The fact that Arizona has no lieutenant governor has received some special attention in recent weeks due to Arizona Governor Jan Brewer's interest in seeking re-election in 2014. Brewer is technically ineligible to run in 2014 because of the state's term limit laws for state executive officials, which count even partial terms served toward the maximum two consecutive terms an executive can hold a seat. Since the Arizona Constitution does not provide for the position of Lieutenant Governor, when former Gov. Janet Napolitano resigned to become United States Secretary of Homeland Security in January of 2009, Brewer, then the secretary of state, was the first in the line of succession. Now the same constitution that dictated her automatic ascension in 2009 says she will have to warm the bench for four years after her first elected full term expires and she is considering taking her disagreement to court.
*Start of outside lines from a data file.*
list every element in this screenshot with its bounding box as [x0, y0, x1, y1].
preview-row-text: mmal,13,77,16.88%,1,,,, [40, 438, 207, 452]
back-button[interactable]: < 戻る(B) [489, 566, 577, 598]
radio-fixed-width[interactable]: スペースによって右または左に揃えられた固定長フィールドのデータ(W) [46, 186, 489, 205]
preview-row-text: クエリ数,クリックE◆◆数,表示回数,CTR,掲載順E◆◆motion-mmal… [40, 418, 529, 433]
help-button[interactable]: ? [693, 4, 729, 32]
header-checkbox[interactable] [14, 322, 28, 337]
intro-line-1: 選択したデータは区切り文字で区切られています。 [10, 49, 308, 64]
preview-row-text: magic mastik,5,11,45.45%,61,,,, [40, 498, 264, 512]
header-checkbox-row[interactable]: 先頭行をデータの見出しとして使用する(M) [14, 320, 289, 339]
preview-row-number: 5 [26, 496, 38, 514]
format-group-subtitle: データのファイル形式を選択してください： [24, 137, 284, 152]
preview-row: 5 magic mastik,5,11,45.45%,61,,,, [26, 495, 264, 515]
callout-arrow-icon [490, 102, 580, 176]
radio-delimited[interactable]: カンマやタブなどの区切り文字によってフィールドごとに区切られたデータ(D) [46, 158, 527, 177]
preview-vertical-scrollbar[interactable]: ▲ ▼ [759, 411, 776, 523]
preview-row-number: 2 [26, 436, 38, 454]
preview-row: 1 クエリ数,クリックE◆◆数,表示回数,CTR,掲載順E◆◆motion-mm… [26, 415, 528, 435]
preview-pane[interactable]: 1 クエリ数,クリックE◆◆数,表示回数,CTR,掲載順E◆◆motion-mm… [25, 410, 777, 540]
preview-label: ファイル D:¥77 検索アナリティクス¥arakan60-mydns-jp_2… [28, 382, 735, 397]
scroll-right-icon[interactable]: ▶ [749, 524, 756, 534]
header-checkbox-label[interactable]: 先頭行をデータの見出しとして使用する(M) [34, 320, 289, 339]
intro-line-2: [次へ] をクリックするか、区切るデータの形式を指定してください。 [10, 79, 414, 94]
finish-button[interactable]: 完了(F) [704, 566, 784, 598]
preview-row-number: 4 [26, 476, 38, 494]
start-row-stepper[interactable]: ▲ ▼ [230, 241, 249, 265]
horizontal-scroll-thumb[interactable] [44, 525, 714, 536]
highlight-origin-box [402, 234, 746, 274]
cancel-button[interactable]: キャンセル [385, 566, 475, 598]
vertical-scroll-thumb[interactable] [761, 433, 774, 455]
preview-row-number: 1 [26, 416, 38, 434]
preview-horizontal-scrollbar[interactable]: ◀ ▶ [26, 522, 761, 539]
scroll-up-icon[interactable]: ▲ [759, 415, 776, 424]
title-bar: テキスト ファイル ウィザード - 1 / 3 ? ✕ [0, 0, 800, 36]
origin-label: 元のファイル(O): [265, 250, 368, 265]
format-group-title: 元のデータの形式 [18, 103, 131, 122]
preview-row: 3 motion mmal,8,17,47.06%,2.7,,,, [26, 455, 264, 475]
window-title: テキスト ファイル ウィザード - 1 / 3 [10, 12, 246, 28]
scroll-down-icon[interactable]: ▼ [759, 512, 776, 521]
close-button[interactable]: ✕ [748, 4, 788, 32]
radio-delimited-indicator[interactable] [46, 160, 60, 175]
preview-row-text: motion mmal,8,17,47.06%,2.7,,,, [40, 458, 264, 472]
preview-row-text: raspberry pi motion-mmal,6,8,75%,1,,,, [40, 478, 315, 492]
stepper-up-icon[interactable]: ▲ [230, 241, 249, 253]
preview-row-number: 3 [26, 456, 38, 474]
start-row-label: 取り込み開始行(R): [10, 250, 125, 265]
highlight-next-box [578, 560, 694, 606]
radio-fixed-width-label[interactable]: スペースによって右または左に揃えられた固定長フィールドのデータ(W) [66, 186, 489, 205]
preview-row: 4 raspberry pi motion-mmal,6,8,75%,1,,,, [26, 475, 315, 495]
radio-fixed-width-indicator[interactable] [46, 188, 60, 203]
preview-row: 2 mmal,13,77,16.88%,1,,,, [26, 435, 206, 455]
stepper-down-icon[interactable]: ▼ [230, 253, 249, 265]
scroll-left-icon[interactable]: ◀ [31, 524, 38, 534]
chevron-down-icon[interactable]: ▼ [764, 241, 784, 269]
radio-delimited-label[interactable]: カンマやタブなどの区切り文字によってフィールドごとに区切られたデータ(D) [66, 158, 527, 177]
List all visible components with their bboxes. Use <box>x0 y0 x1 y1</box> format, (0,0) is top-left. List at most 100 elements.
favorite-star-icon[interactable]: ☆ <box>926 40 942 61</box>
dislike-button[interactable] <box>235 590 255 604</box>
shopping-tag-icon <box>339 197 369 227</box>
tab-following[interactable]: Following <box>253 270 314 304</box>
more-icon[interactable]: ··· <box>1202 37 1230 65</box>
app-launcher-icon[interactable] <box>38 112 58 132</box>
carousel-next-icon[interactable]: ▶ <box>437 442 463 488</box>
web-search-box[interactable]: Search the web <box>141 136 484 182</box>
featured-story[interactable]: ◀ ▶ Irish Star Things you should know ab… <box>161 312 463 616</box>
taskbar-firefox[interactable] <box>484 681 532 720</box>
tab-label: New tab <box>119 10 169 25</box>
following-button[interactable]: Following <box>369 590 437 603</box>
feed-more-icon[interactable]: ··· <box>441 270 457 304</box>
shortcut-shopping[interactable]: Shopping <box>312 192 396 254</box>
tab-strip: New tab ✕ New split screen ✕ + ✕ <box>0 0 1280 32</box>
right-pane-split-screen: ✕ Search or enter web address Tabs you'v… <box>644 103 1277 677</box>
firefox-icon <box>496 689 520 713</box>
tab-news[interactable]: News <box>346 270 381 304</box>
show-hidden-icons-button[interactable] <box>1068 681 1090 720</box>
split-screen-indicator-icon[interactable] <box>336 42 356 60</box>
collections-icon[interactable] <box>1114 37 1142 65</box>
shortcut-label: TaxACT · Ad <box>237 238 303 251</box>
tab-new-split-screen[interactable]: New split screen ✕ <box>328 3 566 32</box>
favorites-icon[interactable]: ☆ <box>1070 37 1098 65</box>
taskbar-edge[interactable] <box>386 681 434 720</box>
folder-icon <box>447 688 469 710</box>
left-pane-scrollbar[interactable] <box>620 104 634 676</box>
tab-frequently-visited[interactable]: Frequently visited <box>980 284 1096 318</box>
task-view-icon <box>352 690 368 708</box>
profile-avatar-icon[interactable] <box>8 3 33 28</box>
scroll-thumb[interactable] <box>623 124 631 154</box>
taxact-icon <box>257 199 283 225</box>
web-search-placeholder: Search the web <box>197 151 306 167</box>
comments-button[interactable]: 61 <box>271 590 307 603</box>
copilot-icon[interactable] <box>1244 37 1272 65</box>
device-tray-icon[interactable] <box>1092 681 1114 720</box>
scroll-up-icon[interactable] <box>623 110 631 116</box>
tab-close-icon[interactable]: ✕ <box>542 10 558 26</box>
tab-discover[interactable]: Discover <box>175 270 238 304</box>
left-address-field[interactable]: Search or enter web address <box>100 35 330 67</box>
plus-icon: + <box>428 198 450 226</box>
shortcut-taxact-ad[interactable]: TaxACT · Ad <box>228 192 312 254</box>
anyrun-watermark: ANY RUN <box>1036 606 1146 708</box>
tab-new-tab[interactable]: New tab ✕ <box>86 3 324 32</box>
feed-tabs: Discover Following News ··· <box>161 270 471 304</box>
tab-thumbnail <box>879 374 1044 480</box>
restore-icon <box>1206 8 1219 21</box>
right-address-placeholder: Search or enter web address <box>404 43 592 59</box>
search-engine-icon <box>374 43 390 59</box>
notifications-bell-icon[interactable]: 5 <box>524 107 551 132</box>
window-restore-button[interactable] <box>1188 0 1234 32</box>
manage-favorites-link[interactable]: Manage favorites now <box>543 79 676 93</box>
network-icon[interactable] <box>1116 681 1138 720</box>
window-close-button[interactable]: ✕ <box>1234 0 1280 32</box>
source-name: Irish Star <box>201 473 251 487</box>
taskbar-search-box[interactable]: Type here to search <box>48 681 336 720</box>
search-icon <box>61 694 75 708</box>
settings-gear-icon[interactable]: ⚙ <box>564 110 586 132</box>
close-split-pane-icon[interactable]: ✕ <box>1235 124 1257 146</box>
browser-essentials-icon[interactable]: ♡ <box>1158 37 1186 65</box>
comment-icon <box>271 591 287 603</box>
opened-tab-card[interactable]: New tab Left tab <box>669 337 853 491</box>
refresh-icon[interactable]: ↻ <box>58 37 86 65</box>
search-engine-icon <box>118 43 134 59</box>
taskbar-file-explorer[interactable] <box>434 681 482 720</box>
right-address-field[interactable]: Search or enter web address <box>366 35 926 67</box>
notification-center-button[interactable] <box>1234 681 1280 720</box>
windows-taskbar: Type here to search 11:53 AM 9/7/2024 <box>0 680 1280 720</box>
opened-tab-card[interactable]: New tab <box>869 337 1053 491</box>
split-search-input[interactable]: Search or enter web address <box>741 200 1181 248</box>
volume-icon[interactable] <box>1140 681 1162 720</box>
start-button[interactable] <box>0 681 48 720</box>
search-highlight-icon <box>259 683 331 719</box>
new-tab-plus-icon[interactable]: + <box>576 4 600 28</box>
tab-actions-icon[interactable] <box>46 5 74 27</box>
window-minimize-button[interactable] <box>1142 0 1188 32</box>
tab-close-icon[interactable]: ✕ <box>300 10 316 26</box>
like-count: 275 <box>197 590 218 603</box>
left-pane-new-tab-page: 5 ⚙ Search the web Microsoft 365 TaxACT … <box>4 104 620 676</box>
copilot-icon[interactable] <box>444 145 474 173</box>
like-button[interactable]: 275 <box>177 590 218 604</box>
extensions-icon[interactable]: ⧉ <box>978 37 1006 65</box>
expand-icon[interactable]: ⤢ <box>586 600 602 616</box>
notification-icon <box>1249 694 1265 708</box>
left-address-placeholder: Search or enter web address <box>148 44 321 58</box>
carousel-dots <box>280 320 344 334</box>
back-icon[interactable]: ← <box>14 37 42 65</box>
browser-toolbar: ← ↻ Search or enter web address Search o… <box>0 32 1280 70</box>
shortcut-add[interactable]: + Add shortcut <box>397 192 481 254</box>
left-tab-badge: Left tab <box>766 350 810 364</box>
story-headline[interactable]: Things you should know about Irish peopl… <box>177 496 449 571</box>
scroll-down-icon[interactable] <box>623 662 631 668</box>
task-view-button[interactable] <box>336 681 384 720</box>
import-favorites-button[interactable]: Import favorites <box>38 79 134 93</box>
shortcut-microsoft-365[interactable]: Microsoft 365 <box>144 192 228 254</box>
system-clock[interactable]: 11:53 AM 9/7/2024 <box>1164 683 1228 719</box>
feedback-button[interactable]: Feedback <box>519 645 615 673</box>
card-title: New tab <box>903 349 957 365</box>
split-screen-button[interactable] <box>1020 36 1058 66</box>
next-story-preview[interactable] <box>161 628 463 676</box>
The Lieutenant Governor of Texas plays an active role as presiding officer of the State Senate and is often rumored to be more powerful than the governor. The current lieutenant governor of Texas is David Dewhurst. As of 2010, he was paid $7,200, the lowest lieutenant gubernatorial salary in America.[14]

Tying in the earlier discussion, the lieutenant governor of Texas is not subject to term limits. Despite this lack of restriction, between 1847 and the present day, only one lieutenant governor has held the office for more than 8 years: William Pettus Hobby, Jr., whose tenure lasted from 1973-1991. David Dewhurst, who was first elected in 2003, lost his U.S. Senate bid this year and is now on track to become the second person on that list. Perhaps this pattern of brief service has something to do with the measly pay.